Saturday, September 19, 2015

Detective Comics #12

Speed Saunders is in a cross-genre tale here in the Mythic West. But aside from the pretty scenery and racism, the real lesson here is how long a fight can last in a comic book story -- 60 one-minute combat turns.

I thought Hideouts & Hoodlums needed fatigue rules for realism, and to keep combats from going on too long, but I didn't want to overdue it so there's only some minor penalties after too many consecutive turns. Past that, I did nothing with exhaustion, or setting a maximum number of turns you can fight. It looks like I made a good call.

Larry Steele finds out the danger of hanging out with people who have 100' deep pits ending in pools of lime behind their closet doors.  It's the fall that kills, doing 10d6 damage. Lime is dangerous, but not that dangerous; immersion would do maybe 1 point of damage per hour. The lime is clearly there just to remove evidence.

Here, Larry loses control of his car and crashes. Though Book III: Underworld & Metropolis Adventures has some guidelines for vehicular combat, I never wrote anything for car chases, or a mechanic for losing control of a car. My article on plane mishaps (The Trophy Case no. 8) comes closest and some of it might be applicable here, with some creative fudging.

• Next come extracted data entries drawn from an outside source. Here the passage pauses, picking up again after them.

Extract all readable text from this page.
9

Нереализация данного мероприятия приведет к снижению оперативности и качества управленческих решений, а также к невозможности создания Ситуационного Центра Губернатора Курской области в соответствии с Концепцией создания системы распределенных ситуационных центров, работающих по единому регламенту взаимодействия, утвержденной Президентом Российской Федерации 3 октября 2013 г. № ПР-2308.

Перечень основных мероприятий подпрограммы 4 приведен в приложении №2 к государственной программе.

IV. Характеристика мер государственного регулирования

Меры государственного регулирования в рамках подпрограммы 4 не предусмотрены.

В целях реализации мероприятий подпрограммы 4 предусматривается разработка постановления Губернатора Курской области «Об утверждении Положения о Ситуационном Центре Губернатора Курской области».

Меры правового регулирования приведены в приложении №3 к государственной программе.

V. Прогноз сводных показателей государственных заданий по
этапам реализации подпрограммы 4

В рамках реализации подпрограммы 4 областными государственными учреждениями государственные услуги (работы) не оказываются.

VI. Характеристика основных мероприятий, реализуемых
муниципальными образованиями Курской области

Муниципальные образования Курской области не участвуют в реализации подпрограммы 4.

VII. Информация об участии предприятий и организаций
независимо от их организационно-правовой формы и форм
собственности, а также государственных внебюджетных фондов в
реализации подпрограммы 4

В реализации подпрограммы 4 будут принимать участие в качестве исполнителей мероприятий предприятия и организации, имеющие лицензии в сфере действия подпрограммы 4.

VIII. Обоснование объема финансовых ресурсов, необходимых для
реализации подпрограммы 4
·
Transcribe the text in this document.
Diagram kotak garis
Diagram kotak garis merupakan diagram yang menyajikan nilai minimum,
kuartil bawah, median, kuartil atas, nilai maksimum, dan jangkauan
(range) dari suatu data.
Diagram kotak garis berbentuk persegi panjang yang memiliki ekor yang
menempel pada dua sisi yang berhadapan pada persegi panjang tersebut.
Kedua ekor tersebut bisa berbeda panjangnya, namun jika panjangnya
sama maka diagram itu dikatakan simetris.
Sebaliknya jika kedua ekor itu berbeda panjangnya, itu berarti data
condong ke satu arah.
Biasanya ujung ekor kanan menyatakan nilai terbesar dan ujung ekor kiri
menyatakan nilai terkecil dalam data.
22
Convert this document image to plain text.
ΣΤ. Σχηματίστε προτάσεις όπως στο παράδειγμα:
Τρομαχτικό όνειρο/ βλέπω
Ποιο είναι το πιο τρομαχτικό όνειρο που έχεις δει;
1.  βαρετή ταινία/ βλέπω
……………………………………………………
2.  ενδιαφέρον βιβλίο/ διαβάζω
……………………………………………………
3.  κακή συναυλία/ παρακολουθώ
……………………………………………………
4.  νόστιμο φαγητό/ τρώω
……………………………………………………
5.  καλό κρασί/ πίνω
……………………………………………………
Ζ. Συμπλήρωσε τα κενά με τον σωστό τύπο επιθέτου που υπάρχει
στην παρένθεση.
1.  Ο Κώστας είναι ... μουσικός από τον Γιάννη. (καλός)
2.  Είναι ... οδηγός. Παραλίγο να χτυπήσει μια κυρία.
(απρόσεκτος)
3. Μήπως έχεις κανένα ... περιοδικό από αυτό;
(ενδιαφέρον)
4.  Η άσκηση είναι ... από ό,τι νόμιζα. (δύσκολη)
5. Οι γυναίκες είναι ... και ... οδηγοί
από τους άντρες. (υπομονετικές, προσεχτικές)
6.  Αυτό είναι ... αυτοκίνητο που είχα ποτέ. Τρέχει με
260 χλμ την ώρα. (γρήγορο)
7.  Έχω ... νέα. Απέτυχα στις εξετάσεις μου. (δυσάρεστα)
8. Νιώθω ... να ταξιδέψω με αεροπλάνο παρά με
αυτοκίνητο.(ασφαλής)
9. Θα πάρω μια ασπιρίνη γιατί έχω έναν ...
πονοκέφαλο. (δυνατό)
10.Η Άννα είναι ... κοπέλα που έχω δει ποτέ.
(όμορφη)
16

The Slam Bradley story has an interesting twist -- there's a waterfall and no one falls down it!  The trope, of course, is that waterfalls never hurt anyone in stories, but it should.  There's also an interesting chase scene, with running across floating logs. I should think that's a lot tougher to do than it looks in the scene, maybe requiring a save vs. science at a -2 penalty?